Tak lama kemudian, ia merasakan tangannya kembali bebas.

GAMA

Ayo, kamu bisa berdiri?

GAMA membantu UTARA untuk berdiri di atas kakinya. Walaupun masih kaget, UTARA tertawa.

UTARA

Mas, aku sebenarnya juga udah mikirin skenario ini. Ga nyangka kita ternyata sepemikiran.

GAMA mengambil waktu sesaat untuk membalas senyuman UTARA. Tangannya bergerak untuk menyingkirkan poni UTARA yang menutupi wajahnya, kemudian berpindah untuk menggandeng tangannya.

GAMA

Ayo, kita harus cepat, sebelum mereka sadar saya dan sipir itu belum juga kembali.

UTARA membiarkan GAMA menarik tangannya dan membawanya berlari menjauhi padang rumput itu dan memasuki area hutan. Tepat ketika mereka baru saja memasuki area hutan, terdengar sebuah suara berteriak memanggil nama GAMA. BASKARA.

GAMA

Ayo, cepet!

GAMA mempercepat langkahnya. Tangannya masih menggandeng UTARA di belakangnya, yang sudah mulai ngos-ngosan karena berlari. Semakin dalam masuk ke dalam hutan, semakin gelap pula. GAMA hanya mengandalkan instingnya dan penglihatannya yang pas-pasan.

Tiba-tiba saja, genggaman tangannya pada tangan UTARA terlepas. UTARA tersandung dan jatuh. GAMA segera menghentikan langkahnya dan menghampiri UTARA.

GAMA

Hey, kamu gapapa? Ayo bangun, dikit lagi kita sampai.

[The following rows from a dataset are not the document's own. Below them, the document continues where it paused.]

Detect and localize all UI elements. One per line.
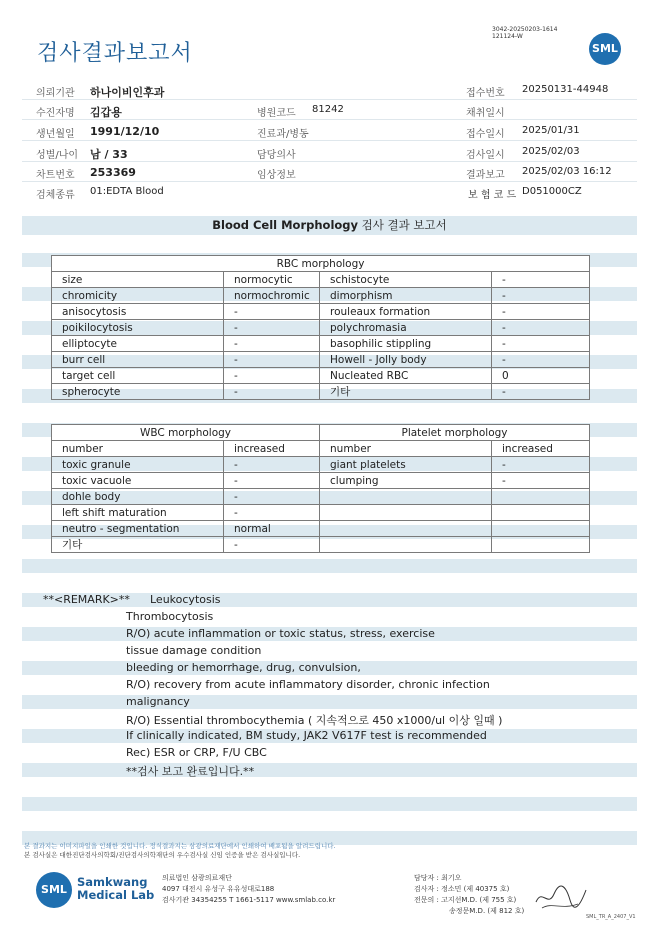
table-cell: - [492, 352, 590, 368]
table-cell: target cell [52, 368, 224, 384]
table-cell: - [224, 473, 320, 489]
table-cell: normal [224, 521, 320, 537]
table-row [52, 272, 590, 288]
insurance-label: 보 험 코 드 [468, 190, 517, 201]
table-cell: - [492, 473, 590, 489]
table-cell: - [492, 304, 590, 320]
staff-line-4: 송정문M.D. (제 812 호) [449, 907, 525, 915]
table-cell [492, 505, 590, 521]
remark-line: R/O) acute inflammation or toxic status, stress, exercise [126, 627, 435, 640]
table-cell: left shift maturation [52, 505, 224, 521]
sml-logo-icon: SML [589, 33, 621, 65]
remark-line: Leukocytosis [150, 593, 221, 606]
recv-date-label: 접수일시 [466, 129, 505, 140]
report-title: 검사결과보고서 [37, 41, 193, 66]
remark-line: malignancy [126, 695, 190, 708]
table-cell: - [492, 320, 590, 336]
table-cell: giant platelets [320, 457, 492, 473]
test-date-value: 2025/02/03 [522, 146, 580, 157]
table-row [52, 537, 590, 553]
sml-footer-logo-icon: SML [36, 872, 72, 908]
stripe [22, 695, 637, 709]
recv-date-value: 2025/01/31 [522, 125, 580, 136]
table-cell: - [492, 288, 590, 304]
table-cell: - [224, 336, 320, 352]
wbc-table-body [52, 441, 590, 553]
inst-value: 하나이비인후과 [90, 86, 165, 99]
footer-note-1: 본 결과지는 이미지파일을 인쇄한 것입니다. 정식결과지는 삼광의료재단에서 인쇄하여 배포됨을 알려드립니다. [24, 842, 336, 850]
rbc-table-body [52, 272, 590, 400]
table-cell: schistocyte [320, 272, 492, 288]
table-cell: normochromic [224, 288, 320, 304]
specimen-label: 검체종류 [36, 190, 75, 201]
table-cell: basophilic stippling [320, 336, 492, 352]
table-cell: 기타 [320, 384, 492, 400]
staff-line-3: 전문의 : 고지선M.D. (제 755 호) [414, 896, 517, 904]
code-line-2: 121124-W [492, 33, 523, 40]
inst-label: 의뢰기관 [36, 88, 75, 99]
table-cell [320, 521, 492, 537]
table-cell: 0 [492, 368, 590, 384]
stripe [22, 559, 637, 573]
table-row [52, 368, 590, 384]
table-row [52, 304, 590, 320]
staff-info [414, 873, 524, 917]
org-line-1: 의료법인 삼광의료재단 [162, 874, 232, 882]
table-cell: Howell - Jolly body [320, 352, 492, 368]
brand-name [77, 876, 154, 902]
remark-line: bleeding or hemorrhage, drug, convulsion, [126, 661, 361, 674]
section-title-rest: 검사 결과 보고서 [358, 218, 447, 232]
stripe [22, 763, 637, 777]
table-row [52, 489, 590, 505]
wbc-platelet-table [51, 424, 590, 553]
hosp-code-label: 병원코드 [257, 108, 296, 119]
org-info [162, 873, 335, 906]
table-row [52, 473, 590, 489]
table-cell: size [52, 272, 224, 288]
table-cell [492, 489, 590, 505]
table-cell: Nucleated RBC [320, 368, 492, 384]
table-cell: toxic granule [52, 457, 224, 473]
header-row-5 [22, 161, 637, 182]
remark-line: R/O) Essential thrombocythemia ( 지속적으로 450 x1000/ul 이상 일때 ) [126, 714, 503, 727]
hosp-code-value: 81242 [312, 104, 344, 115]
table-row [52, 352, 590, 368]
section-title-band [22, 216, 637, 235]
header-row-3 [22, 120, 637, 141]
table-cell [320, 537, 492, 553]
table-cell: - [224, 368, 320, 384]
header-row-2 [22, 99, 637, 120]
table-cell: normocytic [224, 272, 320, 288]
rbc-table [51, 255, 590, 400]
table-cell: - [224, 537, 320, 553]
table-cell: anisocytosis [52, 304, 224, 320]
table-row [52, 441, 590, 457]
table-row [52, 384, 590, 400]
table-cell: - [492, 336, 590, 352]
patient-label: 수진자명 [36, 108, 75, 119]
table-cell: - [492, 384, 590, 400]
remark-line: R/O) recovery from acute inflammatory disorder, chronic infection [126, 678, 490, 691]
remark-label: **<REMARK>** [43, 593, 130, 606]
table-row [52, 521, 590, 537]
sexage-label: 성별/나이 [36, 150, 79, 161]
table-row [52, 288, 590, 304]
header-row-4 [22, 141, 637, 162]
table-cell: toxic vacuole [52, 473, 224, 489]
table-cell [492, 537, 590, 553]
sexage-value: 남 / 33 [90, 148, 128, 161]
wbc-table-title: WBC morphology [52, 425, 320, 441]
brand-line-2: Medical Lab [77, 888, 155, 902]
table-cell: increased [224, 441, 320, 457]
test-date-label: 검사일시 [466, 150, 505, 161]
remark-line: Rec) ESR or CRP, F/U CBC [126, 746, 267, 759]
footer-note-2: 본 검사실은 대한진단검사의학회/진단검사의학재단의 우수검사실 신임 인증을 받은 검사실입니다. [24, 851, 301, 859]
staff-line-2: 검사자 : 정소민 (제 40375 호) [414, 885, 510, 893]
table-cell: number [320, 441, 492, 457]
table-cell: 기타 [52, 537, 224, 553]
table-cell: dimorphism [320, 288, 492, 304]
patient-value: 김갑용 [90, 106, 122, 119]
table-cell: poikilocytosis [52, 320, 224, 336]
table-row [52, 505, 590, 521]
org-line-2: 4097 대전시 유성구 유유성대로188 [162, 885, 275, 893]
section-title [22, 216, 637, 235]
table-cell: - [492, 272, 590, 288]
birth-label: 생년월일 [36, 129, 75, 140]
table-cell: - [492, 457, 590, 473]
brand-line-1: Samkwang [77, 875, 148, 889]
chart-value: 253369 [90, 166, 136, 179]
dept-label: 진료과/병동 [257, 129, 309, 140]
remark-line: tissue damage condition [126, 644, 262, 657]
table-cell: chromicity [52, 288, 224, 304]
table-cell: - [224, 457, 320, 473]
staff-line-1: 담당자 : 최기오 [414, 874, 462, 882]
remark-line: If clinically indicated, BM study, JAK2 V617F test is recommended [126, 729, 487, 742]
table-cell [320, 489, 492, 505]
table-cell: - [224, 352, 320, 368]
specimen-value: 01:EDTA Blood [90, 186, 164, 197]
table-cell: clumping [320, 473, 492, 489]
recv-no-label: 접수번호 [466, 88, 505, 99]
report-label: 결과보고 [466, 170, 505, 181]
table-cell: neutro - segmentation [52, 521, 224, 537]
birth-value: 1991/12/10 [90, 125, 160, 138]
form-code: SML_TR_A_2407_V1 [586, 914, 636, 920]
org-line-3: 검사기관 34354255 T 1661-5117 www.smlab.co.kr [162, 896, 336, 904]
remark-line: Thrombocytosis [126, 610, 214, 623]
collect-label: 채취일시 [466, 108, 505, 119]
table-cell: - [224, 320, 320, 336]
table-cell: - [224, 489, 320, 505]
section-title-bold: Blood Cell Morphology [212, 218, 359, 232]
table-row [52, 336, 590, 352]
report-value: 2025/02/03 16:12 [522, 166, 612, 177]
chart-label: 차트번호 [36, 170, 75, 181]
platelet-table-title: Platelet morphology [320, 425, 590, 441]
table-cell: dohle body [52, 489, 224, 505]
table-row [52, 457, 590, 473]
signature-icon [532, 880, 588, 914]
insurance-value: D051000CZ [522, 186, 582, 197]
code-line-1: 3042-20250203-1614 [492, 26, 558, 33]
doctor-label: 담당의사 [257, 150, 296, 161]
table-cell: - [224, 505, 320, 521]
table-cell [320, 505, 492, 521]
barcode-text [492, 26, 557, 40]
table-cell [492, 521, 590, 537]
header-row-6 [22, 181, 637, 201]
table-cell: spherocyte [52, 384, 224, 400]
rbc-table-title: RBC morphology [52, 256, 590, 272]
table-cell: elliptocyte [52, 336, 224, 352]
table-cell: burr cell [52, 352, 224, 368]
clinical-label: 임상정보 [257, 170, 296, 181]
table-cell: increased [492, 441, 590, 457]
table-row [52, 320, 590, 336]
table-cell: polychromasia [320, 320, 492, 336]
table-cell: - [224, 304, 320, 320]
table-cell: - [224, 384, 320, 400]
stripe [22, 797, 637, 811]
header-row-1 [22, 79, 637, 100]
recv-no-value: 20250131-44948 [522, 84, 609, 95]
table-cell: number [52, 441, 224, 457]
remark-line: **검사 보고 완료입니다.** [126, 765, 255, 778]
table-cell: rouleaux formation [320, 304, 492, 320]
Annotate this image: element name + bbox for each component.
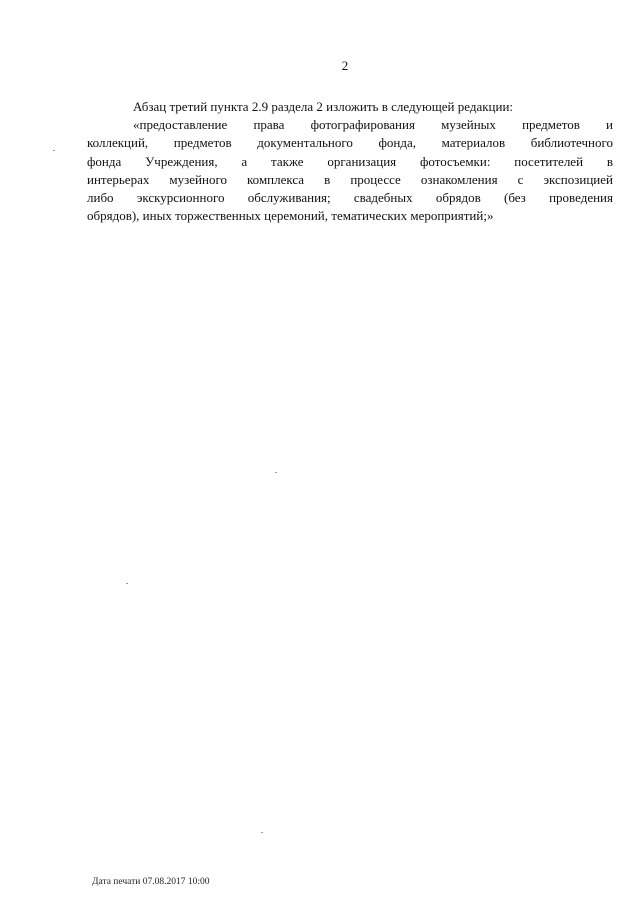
document-body: [87, 98, 613, 225]
print-date-footer: Дата печати 07.08.2017 10:00: [92, 877, 210, 887]
scan-speck: [261, 832, 263, 833]
quote-line: обрядов), иных торжественных церемоний, тематических мероприятий;»: [87, 208, 494, 224]
quote-line: «предоставление права фотографирования музейных предметов и: [133, 117, 613, 133]
quote-line: либо экскурсионного обслуживания; свадебных обрядов (без проведения: [87, 190, 613, 206]
scan-speck: [275, 472, 277, 473]
quote-line: коллекций, предметов документального фонда, материалов библиотечного: [87, 135, 613, 151]
scan-speck: [53, 150, 55, 151]
quote-line: интерьерах музейного комплекса в процессе ознакомления с экспозицией: [87, 171, 613, 187]
intro-paragraph: Абзац третий пункта 2.9 раздела 2 изложить в следующей редакции:: [133, 99, 514, 114]
quote-line: фонда Учреждения, а также организация фотосъемки: посетителей в: [87, 153, 613, 169]
page-number: 2: [341, 58, 349, 73]
scan-speck: [126, 583, 128, 584]
quoted-paragraph: [87, 116, 613, 225]
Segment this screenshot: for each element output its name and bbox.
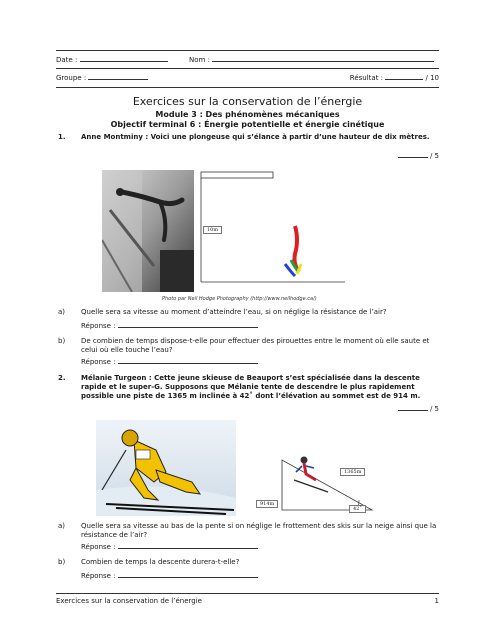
diving-platform [201, 172, 273, 178]
q2b-answer-label: Réponse : [81, 572, 116, 580]
problem2-number: 2. [58, 374, 66, 382]
problem1-score-blank[interactable] [398, 157, 428, 158]
resultat-label: Résultat : [349, 74, 384, 82]
photo-caption: Photo par Neil Hodge Photography (http://www.neilhodge.ca/) [162, 296, 317, 302]
problem1-score [398, 152, 439, 161]
top-rule [56, 50, 439, 51]
q1b-answer-label: Réponse : [81, 358, 116, 366]
q1a-text: Quelle sera sa vitesse au moment d’atteindre l’eau, si on néglige la résistance de l’air? [81, 308, 387, 316]
date-field [56, 56, 168, 65]
q2a-answer [81, 543, 437, 552]
problem1-score-total: / 5 [429, 152, 439, 160]
q2b-letter: b) [58, 558, 66, 566]
page-title: Exercices sur la conservation de l’énergie [132, 95, 363, 108]
q2b-answer-blank[interactable] [118, 577, 258, 578]
groupe-label: Groupe : [56, 74, 87, 82]
nom-label: Nom : [189, 56, 210, 64]
problem1-statement: Anne Montminy : Voici une plongeuse qui s’élance à partir d’une hauteur de dix mètres. [81, 133, 430, 141]
header-rule-1 [56, 68, 439, 69]
problem2-statement: Mélanie Turgeon : Cette jeune skieuse de Beauport s’est spécialisée dans la descente rapide et le super-G. Supposons que Mélanie tente de descendre le plus rapidement possible une piste de 1365 m inclinée à 42˚ dont l’élévation au sommet est de 914 m. [81, 374, 421, 400]
q1a-letter: a) [58, 308, 66, 316]
footer-rule [56, 593, 439, 594]
q2b-text: Combien de temps la descente durera-t-elle? [81, 558, 240, 566]
objectif-subtitle: Objectif terminal 6 : Énergie potentielle et énergie cinétique [110, 120, 385, 129]
q1a-answer [81, 322, 437, 331]
nom-blank[interactable] [212, 61, 434, 62]
slope-height-label: 914m [256, 500, 278, 508]
module-subtitle: Module 3 : Des phénomènes mécaniques [155, 110, 340, 119]
slope-length-label: 1365m [340, 468, 365, 476]
date-blank[interactable] [80, 61, 168, 62]
q2b-answer [81, 572, 437, 581]
groupe-blank[interactable] [88, 79, 148, 80]
skier-figure [288, 454, 332, 494]
slope-angle-label: 42˚ [349, 505, 366, 513]
problem1-number: 1. [58, 133, 66, 141]
footer-text: Exercices sur la conservation de l’énergie [56, 597, 202, 605]
groupe-field [56, 74, 148, 83]
diver-photo-graphic [102, 170, 194, 292]
dive-height-label: 10m [203, 226, 222, 234]
problem2-score-total: / 5 [429, 405, 439, 413]
q1b-answer [81, 358, 437, 367]
skier-photo-graphic [96, 420, 236, 516]
skier-photo [96, 420, 236, 516]
q2a-answer-blank[interactable] [118, 548, 258, 549]
q2a-answer-label: Réponse : [81, 543, 116, 551]
page-number: 1 [434, 597, 439, 605]
q2a-letter: a) [58, 522, 66, 530]
q1a-answer-label: Réponse : [81, 322, 116, 330]
resultat-field [350, 74, 439, 83]
date-label: Date : [56, 56, 78, 64]
q2a-text: Quelle sera sa vitesse au bas de la pente si on néglige le frottement des skis sur la neige ainsi que la résistance de l’air? [81, 522, 437, 539]
diver-photo [102, 170, 194, 292]
q1b-letter: b) [58, 337, 66, 345]
q1b-text: De combien de temps dispose-t-elle pour effectuer des pirouettes entre le moment où elle saute et celui où elle touche l’eau? [81, 337, 430, 354]
header-rule-2 [56, 87, 439, 88]
resultat-blank[interactable] [385, 79, 423, 80]
problem2-score [398, 405, 439, 414]
resultat-total: / 10 [425, 74, 439, 82]
q1a-answer-blank[interactable] [118, 327, 258, 328]
problem2-score-blank[interactable] [398, 410, 428, 411]
q1b-answer-blank[interactable] [118, 363, 258, 364]
nom-field [189, 56, 434, 65]
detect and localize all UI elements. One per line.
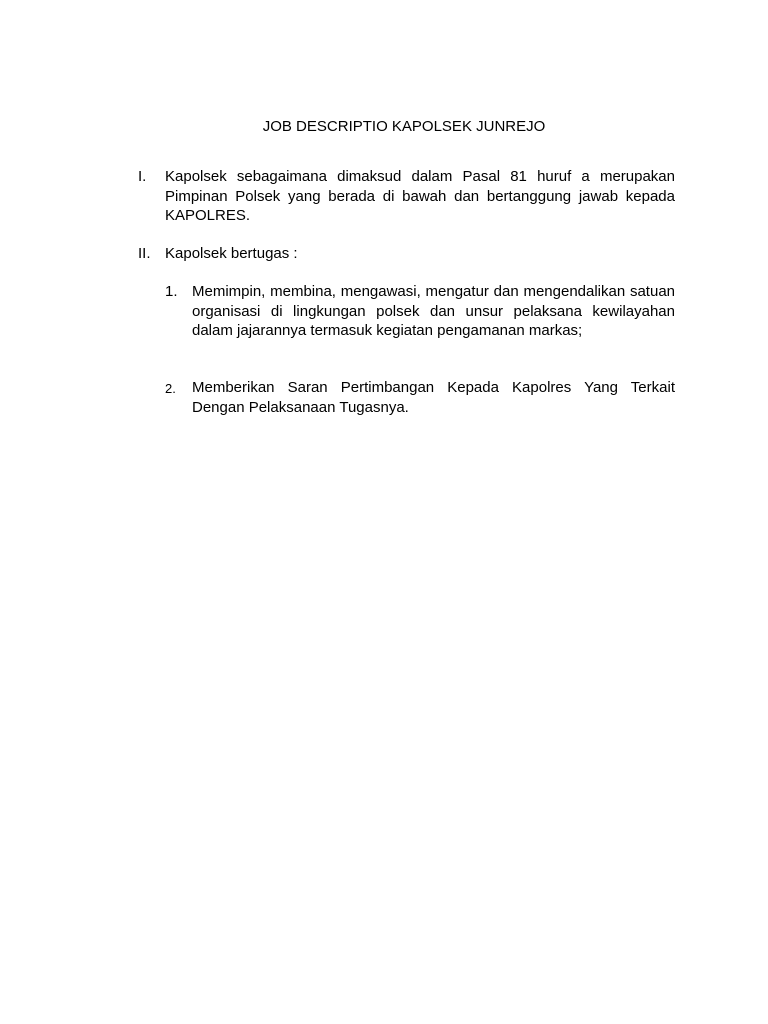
list-item-2 — [165, 378, 675, 417]
section-1 — [138, 167, 675, 226]
document-title: JOB DESCRIPTIO KAPOLSEK JUNREJO — [262, 118, 546, 135]
list-item-text: Memimpin, membina, mengawasi, mengatur dan mengendalikan satuan organisasi di lingkungan polsek dan unsur pelaksana kewilayahan dalam jajarannya termasuk kegiatan pengamanan markas; — [192, 283, 675, 339]
section-2 — [138, 244, 675, 264]
list-item-1 — [165, 282, 675, 341]
list-item-number: 2. — [165, 381, 176, 396]
section-number: II. — [138, 245, 151, 262]
section-number: I. — [138, 168, 147, 185]
section-text: Kapolsek sebagaimana dimaksud dalam Pasal 81 huruf a merupakan Pimpinan Polsek yang berada di bawah dan bertanggung jawab kepada KAPOLRES. — [165, 168, 675, 224]
list-item-text: Memberikan Saran Pertimbangan Kepada Kapolres Yang Terkait Dengan Pelaksanaan Tugasnya. — [192, 379, 675, 416]
section-text: Kapolsek bertugas : — [165, 245, 298, 262]
list-item-number: 1. — [165, 283, 178, 300]
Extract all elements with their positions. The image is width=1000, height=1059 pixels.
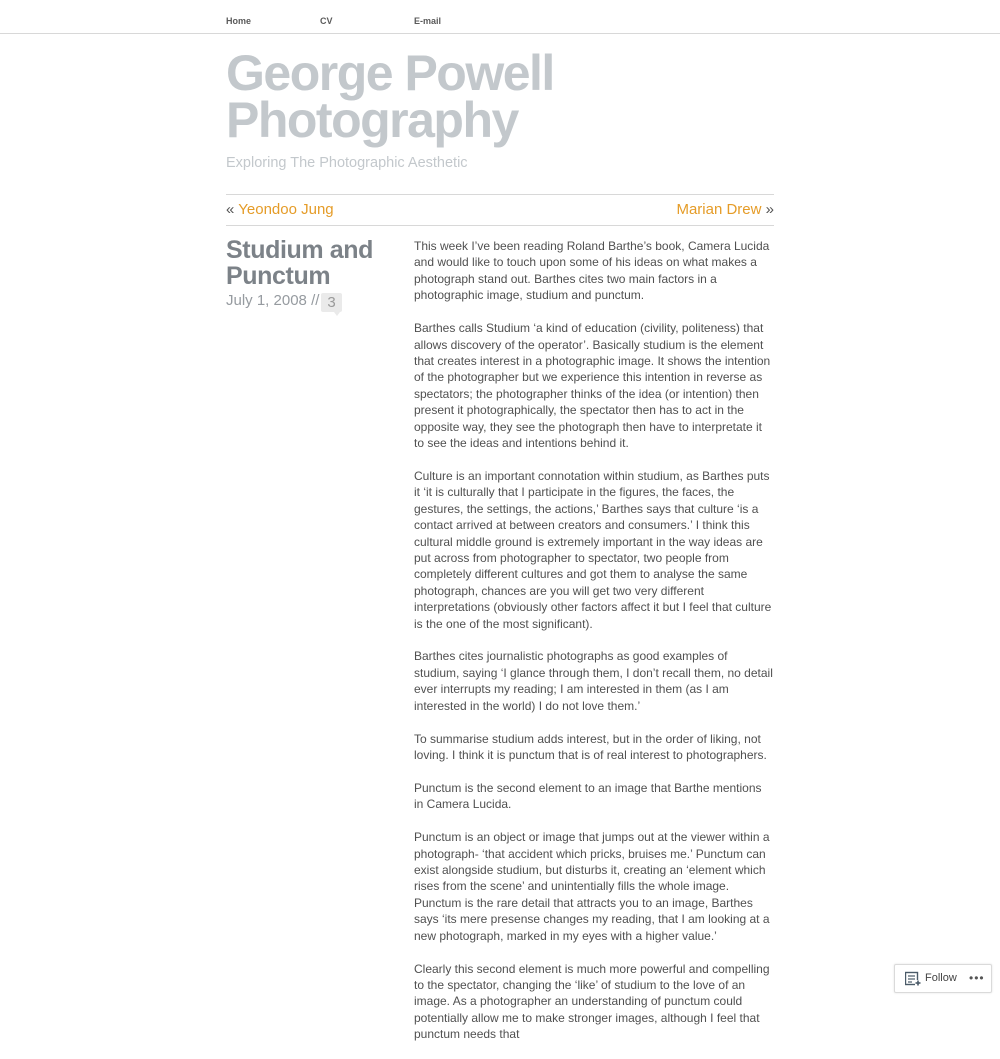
paragraph: Culture is an important connotation within studium, as Barthes puts it ‘it is culturally that I participate in the figures, the faces, the gestures, the settings, the actions,’ Barthes says that culture ‘is a contact arrived at between creators and consumers.’ I think this cultural middle ground is extremely important in the way ideas are put across from photographer to spectator, two people from completely different cultures and got them to analyse the same photograph, chances are you will get two very different interpretations (obviously other factors affect it but I feel that culture is the one of the most significant).: [414, 468, 772, 631]
paragraph: Barthes cites journalistic photographs as good examples of studium, saying ‘I glance through them, I don’t recall them, no detail ever interrupts my reading; I am interested in them (as I am interested in the world) I do not love them.’: [414, 649, 773, 713]
follow-label: Follow: [925, 972, 957, 984]
next-post: [676, 201, 774, 218]
follow-bar: [894, 964, 992, 993]
site-title[interactable]: George Powell Photography: [226, 45, 554, 148]
follow-reader-icon: [905, 971, 921, 989]
paragraph: This week I’ve been reading Roland Barthe’s book, Camera Lucida and would like to touch upon some of his ideas on what makes a photograph stand out. Barthes cites two main factors in a photographic image, studium and punctum.: [414, 239, 770, 303]
post-meta: [226, 292, 319, 309]
paragraph: To summarise studium adds interest, but in the order of liking, not loving. I think it is punctum that is of real interest to photographers.: [414, 731, 767, 762]
next-arrow: »: [765, 201, 774, 218]
paragraph: Punctum is the second element to an image that Barthe mentions in Camera Lucida.: [414, 780, 762, 812]
paragraph: Clearly this second element is much more powerful and compelling to the spectator, changing the ‘like’ of studium to the love of an image. As a photographer an understanding of punctum could potentially allow me to make stronger images, although I feel that punctum needs that: [414, 961, 770, 1042]
next-post-link[interactable]: Marian Drew: [676, 201, 762, 218]
previous-post-link[interactable]: Yeondoo Jung: [238, 201, 334, 218]
more-dots-icon[interactable]: •••: [969, 971, 985, 985]
nav-email-link[interactable]: E-mail: [414, 16, 442, 26]
meta-separator: //: [311, 292, 320, 309]
paragraph: Barthes calls Studium ‘a kind of education (civility, politeness) that allows discovery of the operator’. Basically studium is the element that creates interest in a photographic image. It shows the intention of the photographer but we experience this intention in reverse as spectators; the photographer thinks of the idea (or intention) then present it photographically, the spectator then has to act in the opposite way, they see the photograph then have to interpretate it to see the ideas and intentions behind it.: [414, 321, 771, 450]
top-navigation: [0, 0, 1000, 34]
nav-cv-link[interactable]: CV: [320, 16, 333, 26]
previous-arrow: «: [226, 201, 235, 218]
post-title: Studium and Punctum: [226, 236, 373, 290]
site-description: Exploring The Photographic Aesthetic: [226, 155, 468, 171]
nav-home-link[interactable]: Home: [226, 16, 252, 26]
post-content: [414, 238, 774, 1059]
paragraph: Punctum is an object or image that jumps out at the viewer within a photograph- ‘that accident which pricks, bruises me.’ Punctum can exist alongside studium, but disturbs it, creating an ‘element which rises from the scene’ and unintentially fills the whole image. Punctum is the rare detail that attracts you to an image, Barthes says ‘its mere presense changes my reading, that I am looking at a new photograph, marked in my eyes with a higher value.’: [414, 830, 770, 943]
comment-count-badge[interactable]: 3: [321, 293, 342, 312]
previous-post: [226, 201, 334, 218]
post-date: July 1, 2008: [226, 292, 307, 309]
post-navigation: [226, 194, 774, 226]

Ketika membantu UTARA untuk berdiri, pandangan GAMA disilaukan dengan cahaya senter.

BASKARA

Gama! Berhenti!

GAMA menutupi matanya dengan sebelah tangan. Setelah sedikit terbiasa dengan cahaya senter itu, ia melihat BASKARA berdiri kurang dari 2 meter di hadapannya, dengan sebuah senter dan pistol yang mengarah padanya. GAMA yang tanggap segera mengeluarkan pistol miliknya pula dan kini keduanya saling membidikkan pistol pada tubuh satu sama lainnya. UTARA masih terduduk di atas tanah, dengan sebelah tangan GAMA mencengkeram bahunya kuat.

BASKARA

Gama, I told you! Jangan. Kenapa lo ga denger?!

GAMA

Untuk pertama kalinya, Bas, ada yang lebih gue inginkan daripada menulis dan membunuh! Untuk pertama kalinya, gue pengen punya kehidupan kayak orang lain.

BASKARA

Ga gini caranya, Gama! Lo bisa ngelakuin hal lain, nyari orang lain. Ga gini caranya!

BASKARA mengerang frustasi. Pistol dan senternya sudah tidak lagi mengarah pada GAMA.

BASKARA

Gam, sebagai sahabat lo, gue akan kasih lo kesempatan. Belum terlambat, kok. Kita bisa kembali ke lapas dan benerin ini semua. Gue ga akan laporin kejadian ini, supaya pusat mengira semua sudah berjalan sesuai dengan yang direncanakan. Lo bisa lanjutin karir dan hidup lo seperti biasa.

GAMA tidak menjawab, pistolnya masih mengarah pada sahabatnya. BASKARA memberikan waktu kepada GAMA untuk menjawab, tetapi bibirnya terkatup rapat karena ia sudah yakin dengan keputusannya.

BASKARA

Gama.

BASKARA kembali mengarahkan pistolnya pada GAMA.

BASKARA

Gama, lo masih punya kesempatan.

GAMA

(membentak)

Gue gak mau! Gue gak mau kesempatan itu! Tembak aja! Tembak gue di sini, lalu lo tembak si Utara, lalu lo bawa mayat kami berdua kembali ke lapas.

BASKARA

Gama, don´t make me do it.

GAMA

I´m telling you to! Tembak, ayo tembak!

GAMA merentangkan kedua lengannya lebar-lebar, membusungkan dadanya untuk ditembak oleh BASKARA.

GAMA

Buruan, tembak! Tembak sekarang!

Jari telunjuk BASKARA sudah siap di depan pelatuk. Sekali dorong saja, GAMA sudah akan roboh ke tanah.

BASKARA kemudian mengerang sekali lagi. Pistolnya ia turunkan.

BASKARA

Fine. Pergi. Pergi yang jauh dan jangan pernah kembali ke sini. Jangan tertangkap. Semoga lo ga menyesal dengan keputusan lo dan semoga kalian bahagia.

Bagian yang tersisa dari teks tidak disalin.